A Systematic Approach for Exploring Tradeoffs in Predictive HVAC Control Systems for Buildings

Heating, Ventilation, and Cooling (HVAC) systems are often the most significant contributor to the energy usage, and the operational cost, of large office buildings. Therefore, to understand the various factors affecting the energy usage, and to optimize the operational efficiency of building HVAC systems, energy analysts and architects often create simulations (e.g., EnergyPlus or DOE-2), of buildings prior to construction or renovation to determine energy savings and quantify the Return-on-Investment (ROI). While useful, these simulations usually use static HVAC control strategies such as lowering room temperature at night, or reactive control based on simulated room occupancy. Recently, advances have been made in HVAC control algorithms that predict room occupancy. However, these algorithms depend on costly sensor installations and the tradeoffs between predictive accuracy, energy savings, comfort and expenses are not well understood. Current simulation frameworks do not support easy analysis of these tradeoffs. Our contribution is a simulation framework that can be used to explore this design space by generating objective estimates of the energy savings and occupant comfort for different levels of HVAC prediction and control performance. We validate our framework on a real-world occupancy dataset spanning 6 months for 235 rooms in a large university office building.
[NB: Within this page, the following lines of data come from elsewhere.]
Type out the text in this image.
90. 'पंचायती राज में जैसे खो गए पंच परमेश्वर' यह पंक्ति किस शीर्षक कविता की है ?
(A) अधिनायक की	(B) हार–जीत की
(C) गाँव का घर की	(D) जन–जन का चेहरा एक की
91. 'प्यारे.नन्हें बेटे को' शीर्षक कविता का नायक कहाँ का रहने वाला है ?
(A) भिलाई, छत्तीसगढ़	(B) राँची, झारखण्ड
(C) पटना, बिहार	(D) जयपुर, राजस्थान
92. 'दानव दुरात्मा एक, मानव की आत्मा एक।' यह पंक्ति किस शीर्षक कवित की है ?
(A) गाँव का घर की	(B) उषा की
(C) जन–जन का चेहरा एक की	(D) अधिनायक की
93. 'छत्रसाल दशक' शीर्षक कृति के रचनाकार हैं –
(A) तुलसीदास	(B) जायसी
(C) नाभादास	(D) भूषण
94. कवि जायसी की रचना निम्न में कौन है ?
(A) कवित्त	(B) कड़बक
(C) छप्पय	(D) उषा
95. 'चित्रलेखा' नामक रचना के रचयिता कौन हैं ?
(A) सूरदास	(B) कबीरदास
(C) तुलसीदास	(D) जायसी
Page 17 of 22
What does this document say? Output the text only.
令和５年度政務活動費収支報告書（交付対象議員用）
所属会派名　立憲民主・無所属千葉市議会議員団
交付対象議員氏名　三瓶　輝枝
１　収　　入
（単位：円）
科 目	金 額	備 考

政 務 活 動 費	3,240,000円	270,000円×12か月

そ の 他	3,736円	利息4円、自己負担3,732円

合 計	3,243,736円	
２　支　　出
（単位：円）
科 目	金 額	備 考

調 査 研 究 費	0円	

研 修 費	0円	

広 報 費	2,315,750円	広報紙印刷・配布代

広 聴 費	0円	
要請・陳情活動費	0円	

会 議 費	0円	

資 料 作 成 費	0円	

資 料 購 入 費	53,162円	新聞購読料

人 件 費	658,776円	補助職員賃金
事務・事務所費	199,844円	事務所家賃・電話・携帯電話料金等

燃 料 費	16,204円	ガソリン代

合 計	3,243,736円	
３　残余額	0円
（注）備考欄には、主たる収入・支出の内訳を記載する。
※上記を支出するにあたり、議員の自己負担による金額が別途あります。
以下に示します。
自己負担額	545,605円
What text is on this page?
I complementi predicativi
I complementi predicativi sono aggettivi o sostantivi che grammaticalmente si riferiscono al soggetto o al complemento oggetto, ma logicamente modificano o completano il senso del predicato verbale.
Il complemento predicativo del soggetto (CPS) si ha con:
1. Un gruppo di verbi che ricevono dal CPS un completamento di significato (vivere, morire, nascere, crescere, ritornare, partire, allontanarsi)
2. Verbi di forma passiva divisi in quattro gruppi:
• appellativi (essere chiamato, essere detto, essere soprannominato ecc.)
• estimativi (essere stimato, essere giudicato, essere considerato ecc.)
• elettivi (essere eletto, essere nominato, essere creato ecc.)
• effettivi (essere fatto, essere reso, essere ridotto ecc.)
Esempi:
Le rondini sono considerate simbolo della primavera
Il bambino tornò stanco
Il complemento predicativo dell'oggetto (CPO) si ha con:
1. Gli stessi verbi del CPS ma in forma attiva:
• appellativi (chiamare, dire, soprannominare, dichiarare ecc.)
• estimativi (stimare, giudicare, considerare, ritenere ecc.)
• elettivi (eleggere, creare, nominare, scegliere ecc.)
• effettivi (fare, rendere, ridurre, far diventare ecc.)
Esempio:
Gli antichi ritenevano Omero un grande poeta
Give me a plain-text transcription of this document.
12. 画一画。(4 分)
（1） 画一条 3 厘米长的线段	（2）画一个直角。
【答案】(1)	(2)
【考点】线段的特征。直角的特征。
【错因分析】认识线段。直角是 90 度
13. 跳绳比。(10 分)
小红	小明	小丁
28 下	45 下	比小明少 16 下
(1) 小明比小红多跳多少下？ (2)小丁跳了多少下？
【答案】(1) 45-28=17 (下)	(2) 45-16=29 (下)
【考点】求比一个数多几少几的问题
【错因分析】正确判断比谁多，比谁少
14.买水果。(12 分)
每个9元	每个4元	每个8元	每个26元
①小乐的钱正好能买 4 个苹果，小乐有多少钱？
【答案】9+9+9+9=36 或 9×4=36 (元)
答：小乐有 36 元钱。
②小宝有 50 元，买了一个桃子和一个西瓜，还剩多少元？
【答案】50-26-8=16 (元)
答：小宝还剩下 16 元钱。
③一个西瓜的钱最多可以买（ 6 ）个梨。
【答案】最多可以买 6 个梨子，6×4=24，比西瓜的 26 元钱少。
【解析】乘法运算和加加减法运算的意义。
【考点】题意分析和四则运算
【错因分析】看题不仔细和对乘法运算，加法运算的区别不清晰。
Using the gold standard of energy use modeling and simulation (Revit and Energy Plus), we compare the energy consumption and occupant comfort in 29 independent simulations that explore our parameter space. Our results highlight a number of potentially useful tradeoffs with respect to energy savings, comfort, and algorithmic performance among predictive, reactive, and static schedules, for a stakeholder of our building.